Related rates are mathematical problems that involve finding the rate of change of one quantity with respect to another quantity. In the context of a frustum of a cone, related rates can involve finding the rate of change of the volume, surface area, or other dimensions of the frustum.

## What are some real-life applications of related rates with frustums of cones?

Related rates with frustums of cones can be used in various real-world scenarios, such as determining the rate at which water is being drained from a conical tank, finding the rate at which a sand pile is growing, or calculating the rate at which a hot air balloon is rising.

## What are some strategies for solving related rates problems with frustums of cones?

One strategy for solving related rates problems with frustums of cones is to draw a diagram and label all given and unknown quantities. Then, use the properties of similar triangles to set up a proportion and find the relationship between the changing quantities. Finally, use implicit differentiation and the chain rule to solve for the desired rate of change.

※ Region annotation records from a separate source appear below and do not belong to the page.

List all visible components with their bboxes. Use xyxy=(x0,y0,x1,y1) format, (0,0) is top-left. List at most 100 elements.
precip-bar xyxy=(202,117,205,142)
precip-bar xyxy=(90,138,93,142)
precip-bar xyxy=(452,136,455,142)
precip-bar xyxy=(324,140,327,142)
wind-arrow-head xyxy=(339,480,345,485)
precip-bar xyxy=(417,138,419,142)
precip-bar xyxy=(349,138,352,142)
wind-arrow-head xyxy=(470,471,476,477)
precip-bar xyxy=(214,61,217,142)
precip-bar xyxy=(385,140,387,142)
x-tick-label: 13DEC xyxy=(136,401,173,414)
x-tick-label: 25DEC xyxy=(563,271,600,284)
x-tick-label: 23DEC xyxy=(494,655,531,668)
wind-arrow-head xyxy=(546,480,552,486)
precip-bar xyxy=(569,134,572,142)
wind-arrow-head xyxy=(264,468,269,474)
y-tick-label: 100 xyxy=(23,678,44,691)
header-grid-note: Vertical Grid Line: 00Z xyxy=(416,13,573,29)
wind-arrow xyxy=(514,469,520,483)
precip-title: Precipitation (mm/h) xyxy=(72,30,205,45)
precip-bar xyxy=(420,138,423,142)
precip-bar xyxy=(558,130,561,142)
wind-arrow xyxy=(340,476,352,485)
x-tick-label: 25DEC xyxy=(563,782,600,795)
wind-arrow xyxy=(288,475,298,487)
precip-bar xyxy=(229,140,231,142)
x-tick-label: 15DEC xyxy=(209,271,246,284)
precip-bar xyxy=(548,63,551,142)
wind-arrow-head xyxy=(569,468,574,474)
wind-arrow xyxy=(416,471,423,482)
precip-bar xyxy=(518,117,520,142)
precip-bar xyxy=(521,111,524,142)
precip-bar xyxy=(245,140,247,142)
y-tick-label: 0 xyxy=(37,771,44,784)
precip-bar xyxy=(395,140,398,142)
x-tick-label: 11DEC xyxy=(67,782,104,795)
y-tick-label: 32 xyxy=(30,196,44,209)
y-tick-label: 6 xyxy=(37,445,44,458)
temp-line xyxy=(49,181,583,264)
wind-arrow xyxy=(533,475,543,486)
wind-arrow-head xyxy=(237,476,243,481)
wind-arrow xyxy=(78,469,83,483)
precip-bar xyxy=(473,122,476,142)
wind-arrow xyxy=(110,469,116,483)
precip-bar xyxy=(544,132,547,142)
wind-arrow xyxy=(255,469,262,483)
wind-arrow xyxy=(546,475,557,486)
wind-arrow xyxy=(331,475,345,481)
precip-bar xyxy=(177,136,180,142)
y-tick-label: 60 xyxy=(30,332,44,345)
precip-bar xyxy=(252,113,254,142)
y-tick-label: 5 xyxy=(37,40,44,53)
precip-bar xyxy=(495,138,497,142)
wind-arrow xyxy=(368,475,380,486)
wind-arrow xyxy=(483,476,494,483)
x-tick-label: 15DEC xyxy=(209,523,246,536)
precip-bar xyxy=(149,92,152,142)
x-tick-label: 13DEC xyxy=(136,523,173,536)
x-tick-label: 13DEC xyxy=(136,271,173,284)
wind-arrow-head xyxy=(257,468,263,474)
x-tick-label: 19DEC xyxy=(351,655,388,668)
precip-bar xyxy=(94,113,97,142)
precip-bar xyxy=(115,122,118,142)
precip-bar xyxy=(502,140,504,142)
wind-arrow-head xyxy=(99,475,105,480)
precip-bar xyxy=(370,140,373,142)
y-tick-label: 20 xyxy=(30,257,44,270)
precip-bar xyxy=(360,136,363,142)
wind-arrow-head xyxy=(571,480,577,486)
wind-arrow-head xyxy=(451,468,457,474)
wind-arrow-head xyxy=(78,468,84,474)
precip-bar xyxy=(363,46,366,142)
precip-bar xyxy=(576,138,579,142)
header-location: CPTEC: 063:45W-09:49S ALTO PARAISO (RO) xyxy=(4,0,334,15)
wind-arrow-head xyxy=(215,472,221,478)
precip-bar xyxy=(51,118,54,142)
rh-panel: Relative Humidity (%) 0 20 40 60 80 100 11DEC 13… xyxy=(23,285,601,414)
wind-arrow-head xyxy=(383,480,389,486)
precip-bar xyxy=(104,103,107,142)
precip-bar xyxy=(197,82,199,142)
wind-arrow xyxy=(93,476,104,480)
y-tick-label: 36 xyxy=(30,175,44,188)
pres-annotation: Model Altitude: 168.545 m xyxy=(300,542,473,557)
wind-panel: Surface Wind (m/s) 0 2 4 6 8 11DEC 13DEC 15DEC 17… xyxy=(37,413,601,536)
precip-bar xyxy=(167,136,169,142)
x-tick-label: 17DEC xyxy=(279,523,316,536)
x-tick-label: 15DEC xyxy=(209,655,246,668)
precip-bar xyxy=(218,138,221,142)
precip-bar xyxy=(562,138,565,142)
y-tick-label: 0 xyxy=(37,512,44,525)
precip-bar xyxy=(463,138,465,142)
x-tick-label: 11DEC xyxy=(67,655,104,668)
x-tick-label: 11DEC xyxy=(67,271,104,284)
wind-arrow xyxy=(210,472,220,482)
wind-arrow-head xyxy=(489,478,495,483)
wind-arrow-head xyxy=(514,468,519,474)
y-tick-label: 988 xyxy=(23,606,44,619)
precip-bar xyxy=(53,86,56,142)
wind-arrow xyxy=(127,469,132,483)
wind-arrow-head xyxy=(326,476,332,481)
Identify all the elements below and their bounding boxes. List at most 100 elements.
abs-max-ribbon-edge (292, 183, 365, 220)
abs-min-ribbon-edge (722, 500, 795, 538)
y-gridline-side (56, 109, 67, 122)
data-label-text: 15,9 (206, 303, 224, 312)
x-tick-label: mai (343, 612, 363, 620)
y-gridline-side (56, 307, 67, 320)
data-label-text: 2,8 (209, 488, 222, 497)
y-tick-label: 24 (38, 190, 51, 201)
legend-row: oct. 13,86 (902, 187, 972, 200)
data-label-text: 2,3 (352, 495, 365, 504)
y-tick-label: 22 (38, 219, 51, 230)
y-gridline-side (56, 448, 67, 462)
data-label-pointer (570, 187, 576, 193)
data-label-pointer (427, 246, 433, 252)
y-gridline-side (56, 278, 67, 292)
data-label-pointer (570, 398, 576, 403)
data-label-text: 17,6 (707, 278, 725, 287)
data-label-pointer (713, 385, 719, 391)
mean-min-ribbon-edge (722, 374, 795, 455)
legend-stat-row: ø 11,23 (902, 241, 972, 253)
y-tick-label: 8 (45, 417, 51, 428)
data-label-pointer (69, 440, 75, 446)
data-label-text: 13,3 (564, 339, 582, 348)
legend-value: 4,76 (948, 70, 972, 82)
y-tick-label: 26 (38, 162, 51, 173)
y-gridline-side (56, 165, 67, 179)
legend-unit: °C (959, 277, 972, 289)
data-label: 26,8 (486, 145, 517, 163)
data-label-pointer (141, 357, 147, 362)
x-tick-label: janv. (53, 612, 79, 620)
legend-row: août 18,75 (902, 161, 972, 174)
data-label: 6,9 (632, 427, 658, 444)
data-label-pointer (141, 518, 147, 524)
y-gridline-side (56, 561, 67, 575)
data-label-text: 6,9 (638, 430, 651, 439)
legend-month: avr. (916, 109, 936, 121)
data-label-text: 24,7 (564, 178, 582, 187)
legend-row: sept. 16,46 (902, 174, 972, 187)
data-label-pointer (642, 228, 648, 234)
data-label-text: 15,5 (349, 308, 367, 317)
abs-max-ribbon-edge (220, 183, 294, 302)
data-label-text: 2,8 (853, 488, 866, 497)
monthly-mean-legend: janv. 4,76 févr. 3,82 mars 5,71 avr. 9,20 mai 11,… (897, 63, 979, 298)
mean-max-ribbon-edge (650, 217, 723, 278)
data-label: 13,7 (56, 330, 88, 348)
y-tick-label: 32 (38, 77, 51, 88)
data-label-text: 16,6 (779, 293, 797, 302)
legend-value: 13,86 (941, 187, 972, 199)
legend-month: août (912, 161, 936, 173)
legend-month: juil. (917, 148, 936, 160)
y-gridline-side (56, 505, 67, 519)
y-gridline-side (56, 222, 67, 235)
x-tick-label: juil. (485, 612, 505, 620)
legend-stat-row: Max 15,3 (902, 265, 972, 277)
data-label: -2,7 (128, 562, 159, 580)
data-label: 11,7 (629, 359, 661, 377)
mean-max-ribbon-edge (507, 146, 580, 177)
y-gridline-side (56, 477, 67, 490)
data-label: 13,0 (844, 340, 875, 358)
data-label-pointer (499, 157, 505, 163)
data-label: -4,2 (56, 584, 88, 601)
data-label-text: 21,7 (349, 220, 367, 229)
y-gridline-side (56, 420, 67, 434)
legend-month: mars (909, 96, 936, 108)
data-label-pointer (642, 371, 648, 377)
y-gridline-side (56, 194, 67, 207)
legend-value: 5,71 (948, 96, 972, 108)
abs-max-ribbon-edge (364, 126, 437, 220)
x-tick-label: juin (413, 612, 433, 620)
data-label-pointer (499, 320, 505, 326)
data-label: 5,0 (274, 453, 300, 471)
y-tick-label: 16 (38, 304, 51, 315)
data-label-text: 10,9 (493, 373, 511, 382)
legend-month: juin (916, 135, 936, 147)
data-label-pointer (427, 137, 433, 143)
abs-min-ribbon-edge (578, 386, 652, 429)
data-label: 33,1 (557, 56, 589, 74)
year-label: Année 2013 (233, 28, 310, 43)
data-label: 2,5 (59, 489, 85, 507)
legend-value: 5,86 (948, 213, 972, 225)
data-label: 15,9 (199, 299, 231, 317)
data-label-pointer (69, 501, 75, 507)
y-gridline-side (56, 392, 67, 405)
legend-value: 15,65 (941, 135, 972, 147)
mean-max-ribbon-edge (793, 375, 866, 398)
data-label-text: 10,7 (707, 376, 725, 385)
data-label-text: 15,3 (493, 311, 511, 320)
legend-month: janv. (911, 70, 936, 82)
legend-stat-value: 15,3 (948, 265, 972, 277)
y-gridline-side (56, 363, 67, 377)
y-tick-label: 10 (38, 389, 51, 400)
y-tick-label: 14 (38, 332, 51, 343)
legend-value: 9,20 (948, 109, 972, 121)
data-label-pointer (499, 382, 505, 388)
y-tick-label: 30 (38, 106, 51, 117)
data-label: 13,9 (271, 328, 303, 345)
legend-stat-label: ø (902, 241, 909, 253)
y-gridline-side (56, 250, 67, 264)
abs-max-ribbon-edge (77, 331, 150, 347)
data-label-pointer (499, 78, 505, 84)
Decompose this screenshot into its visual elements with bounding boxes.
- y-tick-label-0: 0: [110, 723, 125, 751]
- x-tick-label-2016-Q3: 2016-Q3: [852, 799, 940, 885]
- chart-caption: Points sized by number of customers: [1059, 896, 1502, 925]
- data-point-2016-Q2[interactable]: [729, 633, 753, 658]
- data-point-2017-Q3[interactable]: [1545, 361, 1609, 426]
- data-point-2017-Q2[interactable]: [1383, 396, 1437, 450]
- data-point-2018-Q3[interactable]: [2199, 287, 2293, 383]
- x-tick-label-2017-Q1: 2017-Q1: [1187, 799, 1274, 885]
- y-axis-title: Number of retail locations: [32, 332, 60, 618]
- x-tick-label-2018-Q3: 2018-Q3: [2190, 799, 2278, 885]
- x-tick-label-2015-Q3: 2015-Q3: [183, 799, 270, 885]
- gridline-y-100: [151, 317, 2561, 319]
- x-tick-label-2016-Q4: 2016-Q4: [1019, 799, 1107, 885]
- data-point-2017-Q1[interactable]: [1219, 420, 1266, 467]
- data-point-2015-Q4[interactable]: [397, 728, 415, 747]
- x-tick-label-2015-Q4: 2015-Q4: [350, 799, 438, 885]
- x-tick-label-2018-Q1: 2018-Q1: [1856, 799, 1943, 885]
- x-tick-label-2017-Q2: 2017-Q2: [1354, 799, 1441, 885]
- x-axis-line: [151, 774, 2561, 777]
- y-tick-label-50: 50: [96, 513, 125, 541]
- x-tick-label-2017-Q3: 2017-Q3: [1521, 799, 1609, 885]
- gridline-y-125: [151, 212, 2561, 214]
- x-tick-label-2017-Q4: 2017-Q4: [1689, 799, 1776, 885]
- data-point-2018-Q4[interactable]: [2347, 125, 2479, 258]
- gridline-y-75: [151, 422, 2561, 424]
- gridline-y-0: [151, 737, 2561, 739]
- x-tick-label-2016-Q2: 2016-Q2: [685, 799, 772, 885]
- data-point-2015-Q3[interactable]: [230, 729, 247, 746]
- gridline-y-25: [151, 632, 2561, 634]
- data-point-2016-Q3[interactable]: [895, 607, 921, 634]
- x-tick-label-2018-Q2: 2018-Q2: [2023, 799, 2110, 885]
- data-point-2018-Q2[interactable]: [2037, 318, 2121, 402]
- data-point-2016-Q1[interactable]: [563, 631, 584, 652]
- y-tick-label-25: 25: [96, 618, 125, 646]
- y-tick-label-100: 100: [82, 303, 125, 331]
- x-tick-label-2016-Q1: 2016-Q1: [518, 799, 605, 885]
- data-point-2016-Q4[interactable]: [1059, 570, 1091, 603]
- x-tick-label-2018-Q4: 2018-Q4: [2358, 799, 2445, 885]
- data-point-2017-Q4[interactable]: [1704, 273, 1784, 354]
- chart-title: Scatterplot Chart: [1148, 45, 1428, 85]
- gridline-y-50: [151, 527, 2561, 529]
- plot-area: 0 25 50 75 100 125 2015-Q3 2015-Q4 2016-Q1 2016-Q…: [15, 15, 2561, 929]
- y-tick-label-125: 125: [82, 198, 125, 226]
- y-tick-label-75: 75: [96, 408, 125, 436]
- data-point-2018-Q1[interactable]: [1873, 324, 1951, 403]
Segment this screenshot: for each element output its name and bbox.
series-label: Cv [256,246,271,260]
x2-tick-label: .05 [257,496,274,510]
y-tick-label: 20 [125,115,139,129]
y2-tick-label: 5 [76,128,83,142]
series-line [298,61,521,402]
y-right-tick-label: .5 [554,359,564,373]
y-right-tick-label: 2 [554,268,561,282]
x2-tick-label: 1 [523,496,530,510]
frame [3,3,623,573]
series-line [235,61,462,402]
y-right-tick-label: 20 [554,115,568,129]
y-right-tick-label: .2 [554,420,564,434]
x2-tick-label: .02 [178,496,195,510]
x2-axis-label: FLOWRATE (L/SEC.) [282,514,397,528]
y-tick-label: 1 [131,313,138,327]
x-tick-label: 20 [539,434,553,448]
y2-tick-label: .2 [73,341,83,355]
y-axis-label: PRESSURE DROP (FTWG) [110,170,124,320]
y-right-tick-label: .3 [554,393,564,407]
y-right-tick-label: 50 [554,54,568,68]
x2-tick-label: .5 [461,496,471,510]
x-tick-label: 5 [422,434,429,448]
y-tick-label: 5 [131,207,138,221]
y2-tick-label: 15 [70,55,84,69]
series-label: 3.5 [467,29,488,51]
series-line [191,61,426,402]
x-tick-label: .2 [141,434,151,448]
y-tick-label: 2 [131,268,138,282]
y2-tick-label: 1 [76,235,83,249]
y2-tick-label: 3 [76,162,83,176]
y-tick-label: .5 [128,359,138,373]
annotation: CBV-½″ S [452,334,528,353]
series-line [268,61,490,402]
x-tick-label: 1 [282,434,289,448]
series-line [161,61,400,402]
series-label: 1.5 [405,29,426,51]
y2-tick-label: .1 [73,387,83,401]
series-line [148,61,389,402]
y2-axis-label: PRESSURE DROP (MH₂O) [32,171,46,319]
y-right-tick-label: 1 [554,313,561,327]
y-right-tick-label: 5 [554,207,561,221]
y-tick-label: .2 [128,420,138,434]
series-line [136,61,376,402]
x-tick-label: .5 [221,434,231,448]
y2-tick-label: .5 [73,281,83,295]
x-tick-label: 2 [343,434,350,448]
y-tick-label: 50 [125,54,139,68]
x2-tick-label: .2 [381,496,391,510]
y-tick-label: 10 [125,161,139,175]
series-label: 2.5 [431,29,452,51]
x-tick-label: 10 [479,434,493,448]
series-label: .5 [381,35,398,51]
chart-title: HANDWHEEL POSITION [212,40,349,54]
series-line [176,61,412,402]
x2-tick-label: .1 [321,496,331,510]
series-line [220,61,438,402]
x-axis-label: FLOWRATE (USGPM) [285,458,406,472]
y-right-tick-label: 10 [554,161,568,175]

## Are there any common mistakes to avoid when solving related rates problems with frustums of cones?

Yes, some common mistakes to avoid include not clearly defining the given and unknown quantities, forgetting to use the properties of similar triangles, and incorrectly using the power rule for implicit differentiation. It is also important to pay attention to units and make sure they are consistent throughout the problem.